The Lab: The Roadmap
Happy Black History Month. Whenever I think back on the history of my people, I'm driven to wonder what's next. It's our responsibility to put inherited power to good use
The history of black people everywhere is rich, our ancestors were innovative people, artists, and experts at survival. As their descendants, we are the lucky ones to inherit their power and talent. I often think about my ancestors and imagine their lives before colonization. I love a good origin story, naturally, I'm most interested in my own. In an effort to become spiritually closer to my foremothers and forefathers, I shipped a tube of my spit to a lab so that an analyst could trace my lineage.
Researchers went back far enough to determine what percentage of my genetic makeup is Neanderthal. My DNA tests results say I'm mostly a descendant of people native to Nigeria, Ghana, and Sierra Leone. I'm not surprised at my results but it feels good to name regions my ancestors might have called home. Scientists criticize genetic testing companies’ ability to reach precise results. Based on the limited samples of DNA available, they believe too much inference is needed to come to a conclusion. Perfectly logical observation but, I hold on tight to my ancestry report anyway. In my mind, the regions listed are stops on a complex roadmap that eventually to lead to me.
I often felt as if I idly wandered through life so those results help me to feel grounded. Directed, even. The most painful thing about being so far removed from my ancestral roots was having to explore Afro-American spirituality in solitude. I am one who loves alone time but I often wish for guidance as I unearth my spiritual identity. Since my entire family identified as Catholics, I was raised Catholic by default. I went to church most Sundays with my grandmother, who also spoke casually about witches, and her mother's psychic abilities and powerful oil mixtures. I grew up in a Catholic home sprinkled with folklore and superstitions, but we only tiptoed around the family's mythos and freely affirmed our Catholic status when necessary. Women in my family were aware of their spiritual power, but I think they feared it.
The mystical conversations I loved as a kid occurred less often as I got older.
Those conversations were traded in for subjects with less fuss, less stigma. The false narratives of Earth-based practices created by outsiders were too heavy to carry. At home, a slow spiritual shift happened in order to assimilate. But why should I be forced to erase the generational knowledge and traditions that have kept my people going for so long? Although there are closed religions I won't and can't force my way into, there are still other avenues to explore. Exploration is no easy task given the plethora of misguided information and watered down advice, but it's my birthright to reconnect to magic.

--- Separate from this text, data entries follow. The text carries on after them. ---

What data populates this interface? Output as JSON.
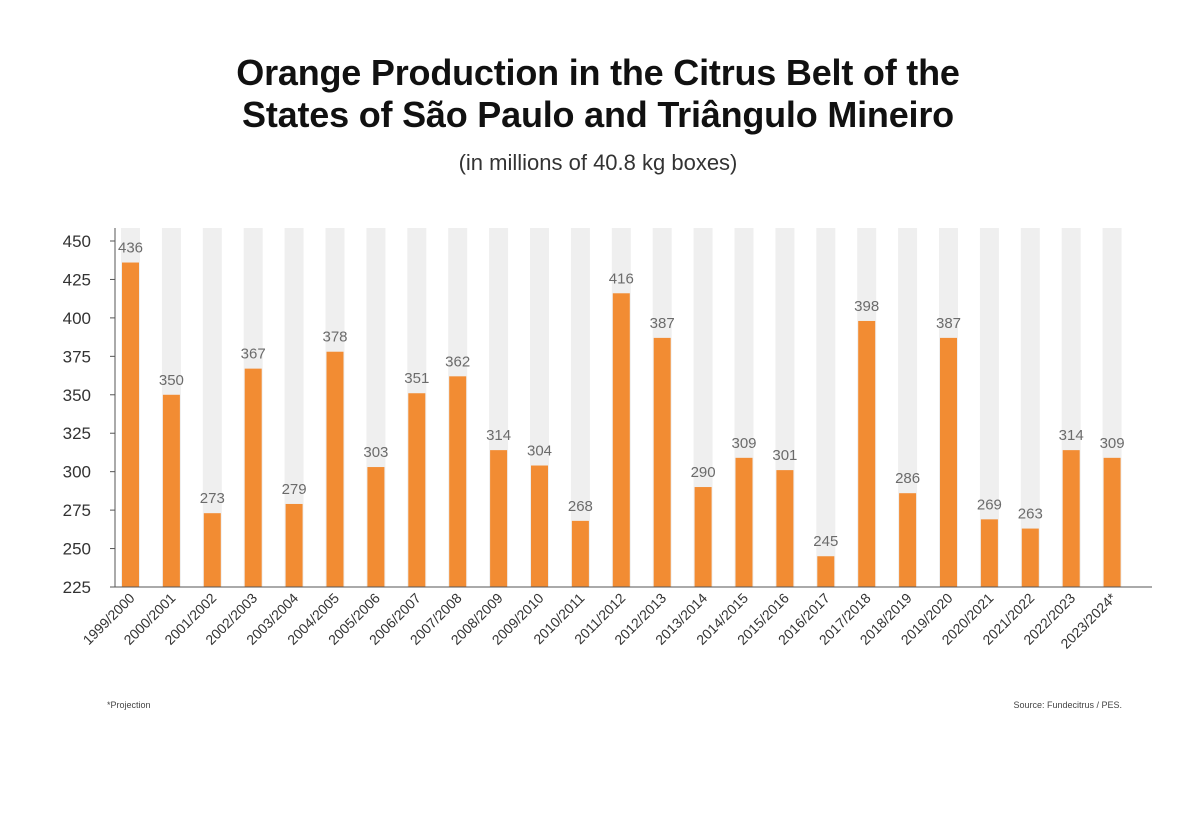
{
  "title_line1": "Orange Production in the Citrus Belt of the",
  "title_line2": "States of São Paulo and Triângulo Mineiro",
  "subtitle": "(in millions of 40.8 kg boxes)",
  "footnote": "*Projection",
  "source": "Source: Fundecitrus / PES.",
  "colors": {
    "bar": "#f28c33",
    "background_band": "#efefef",
    "label": "#6b6b6b",
    "axis": "#555555"
  },
  "chart_data": {
    "type": "bar",
    "categories": [
      "1999/2000",
      "2000/2001",
      "2001/2002",
      "2002/2003",
      "2003/2004",
      "2004/2005",
      "2005/2006",
      "2006/2007",
      "2007/2008",
      "2008/2009",
      "2009/2010",
      "2010/2011",
      "2011/2012",
      "2012/2013",
      "2013/2014",
      "2014/2015",
      "2015/2016",
      "2016/2017",
      "2017/2018",
      "2018/2019",
      "2019/2020",
      "2020/2021",
      "2021/2022",
      "2022/2023",
      "2023/2024*"
    ],
    "values": [
      436,
      350,
      273,
      367,
      279,
      378,
      303,
      351,
      362,
      314,
      304,
      268,
      416,
      387,
      290,
      309,
      301,
      245,
      398,
      286,
      387,
      269,
      263,
      314,
      309
    ],
    "ylim": [
      225,
      450
    ],
    "yticks": [
      225,
      250,
      275,
      300,
      325,
      350,
      375,
      400,
      425,
      450
    ],
    "grid": false,
    "legend": "none"
  }
}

It's not a surprise that on my quest to reconnect, I became a womanist, I gravitate toward women who look just like me and are on similar journeys. A journey that involves the discovery of our black woman, spiritual identities and ancestral reverence. Along the way, I added Moya Blair's term “misogynoir” and Kimberle Crenshaw’s “intersectionality” to my word bank I unlearned the respectability politics I once believed in, and I now cringe at the internalized sexism that was drilled into me. I began to declutter my mind of the fuckery, an act of self-love that never stops. I now embrace the multiplicity of the black woman's identity and am grateful for the freedom to explore my own.

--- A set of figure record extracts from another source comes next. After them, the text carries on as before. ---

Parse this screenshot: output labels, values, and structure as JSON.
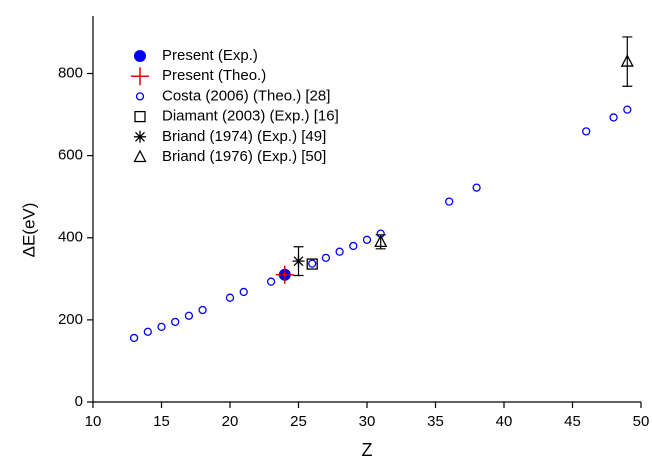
{
  "chart_data": {
    "type": "scatter",
    "x_label": "Z",
    "y_label": "ΔE(eV)",
    "xlim": [
      10,
      50
    ],
    "ylim": [
      0,
      940
    ],
    "xticks": [
      10,
      15,
      20,
      25,
      30,
      35,
      40,
      45,
      50
    ],
    "yticks": [
      0,
      200,
      400,
      600,
      800
    ],
    "legend": "upper left",
    "series": [
      {
        "name": "Present (Exp.)",
        "color": "#0000ff",
        "marker": "filled-circle",
        "x": [
          24
        ],
        "values": [
          310
        ]
      },
      {
        "name": "Present (Theo.)",
        "color": "#e00000",
        "marker": "plus",
        "x": [
          24
        ],
        "values": [
          310
        ]
      },
      {
        "name": "Costa (2006) (Theo.) [28]",
        "color": "#0000ff",
        "marker": "open-circle",
        "x": [
          13,
          14,
          15,
          16,
          17,
          18,
          20,
          21,
          23,
          24,
          26,
          27,
          28,
          29,
          30,
          31,
          36,
          38,
          46,
          48,
          49
        ],
        "values": [
          156,
          171,
          183,
          195,
          210,
          224,
          254,
          268,
          293,
          310,
          337,
          351,
          366,
          380,
          395,
          410,
          488,
          522,
          659,
          693,
          712
        ]
      },
      {
        "name": "Diamant (2003) (Exp.) [16]",
        "color": "#000000",
        "marker": "square",
        "x": [
          26
        ],
        "values": [
          336
        ]
      },
      {
        "name": "Briand (1974) (Exp.) [49]",
        "color": "#000000",
        "marker": "asterisk",
        "x": [
          25
        ],
        "values": [
          343
        ],
        "errors": [
          35
        ]
      },
      {
        "name": "Briand (1976) (Exp.) [50]",
        "color": "#000000",
        "marker": "triangle",
        "x": [
          31,
          49
        ],
        "values": [
          390,
          829
        ],
        "errors": [
          17,
          60
        ]
      }
    ]
  }
}
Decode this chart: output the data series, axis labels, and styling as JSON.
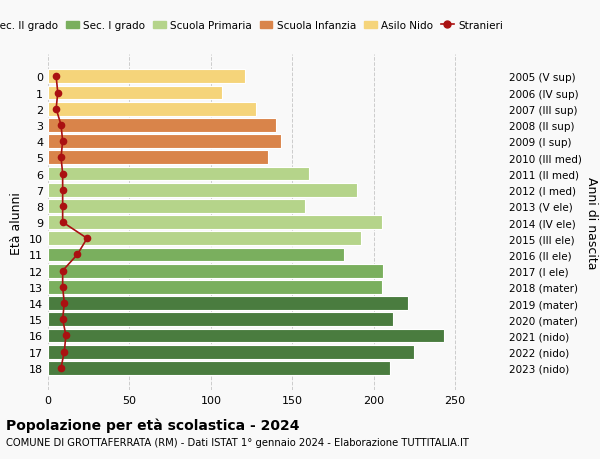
{
  "ages": [
    0,
    1,
    2,
    3,
    4,
    5,
    6,
    7,
    8,
    9,
    10,
    11,
    12,
    13,
    14,
    15,
    16,
    17,
    18
  ],
  "right_labels": [
    "2023 (nido)",
    "2022 (nido)",
    "2021 (nido)",
    "2020 (mater)",
    "2019 (mater)",
    "2018 (mater)",
    "2017 (I ele)",
    "2016 (II ele)",
    "2015 (III ele)",
    "2014 (IV ele)",
    "2013 (V ele)",
    "2012 (I med)",
    "2011 (II med)",
    "2010 (III med)",
    "2009 (I sup)",
    "2008 (II sup)",
    "2007 (III sup)",
    "2006 (IV sup)",
    "2005 (V sup)"
  ],
  "bar_values": [
    121,
    107,
    128,
    140,
    143,
    135,
    160,
    190,
    158,
    205,
    192,
    182,
    206,
    205,
    221,
    212,
    243,
    225,
    210
  ],
  "stranieri_values": [
    5,
    6,
    5,
    8,
    9,
    8,
    9,
    9,
    9,
    9,
    24,
    18,
    9,
    9,
    10,
    9,
    11,
    10,
    8
  ],
  "colors_by_age": {
    "0": "#f5d47a",
    "1": "#f5d47a",
    "2": "#f5d47a",
    "3": "#d9844a",
    "4": "#d9844a",
    "5": "#d9844a",
    "6": "#b5d48a",
    "7": "#b5d48a",
    "8": "#b5d48a",
    "9": "#b5d48a",
    "10": "#b5d48a",
    "11": "#7aaf5e",
    "12": "#7aaf5e",
    "13": "#7aaf5e",
    "14": "#4a7c3f",
    "15": "#4a7c3f",
    "16": "#4a7c3f",
    "17": "#4a7c3f",
    "18": "#4a7c3f"
  },
  "legend_labels": [
    "Sec. II grado",
    "Sec. I grado",
    "Scuola Primaria",
    "Scuola Infanzia",
    "Asilo Nido",
    "Stranieri"
  ],
  "legend_colors": [
    "#4a7c3f",
    "#7aaf5e",
    "#b5d48a",
    "#d9844a",
    "#f5d47a",
    "#aa1111"
  ],
  "title": "Popolazione per età scolastica - 2024",
  "subtitle": "COMUNE DI GROTTAFERRATA (RM) - Dati ISTAT 1° gennaio 2024 - Elaborazione TUTTITALIA.IT",
  "ylabel": "Età alunni",
  "ylabel2": "Anni di nascita",
  "xlabel_vals": [
    0,
    50,
    100,
    150,
    200,
    250
  ],
  "xlim": [
    0,
    280
  ],
  "background_color": "#f9f9f9",
  "grid_color": "#cccccc"
}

I feel less like a drifter when I hear black women, at all stages of life, talk about experiences I relate to. They speak about anything from the troubles of dating while black to pursuing career dreams, the conversations happen on and offline. I have access to voices that validate feelings I hid deep in the pit of my stomach. I am not living this life in solitude. I am one of many, connected to communities of black women by choice and in involuntary ways. Our shared history forcibly unifies us but there's no doubt that we thrive off each other.
I spit in a tube to make sense of my black history and to fill up the spiritual holes. Here and now, I am one point on a roadmap that will eventually lead to someone else. I am another beginning. A young lady who incorporates womanism and sisterhood into spiritual beliefs to create another generation of such history.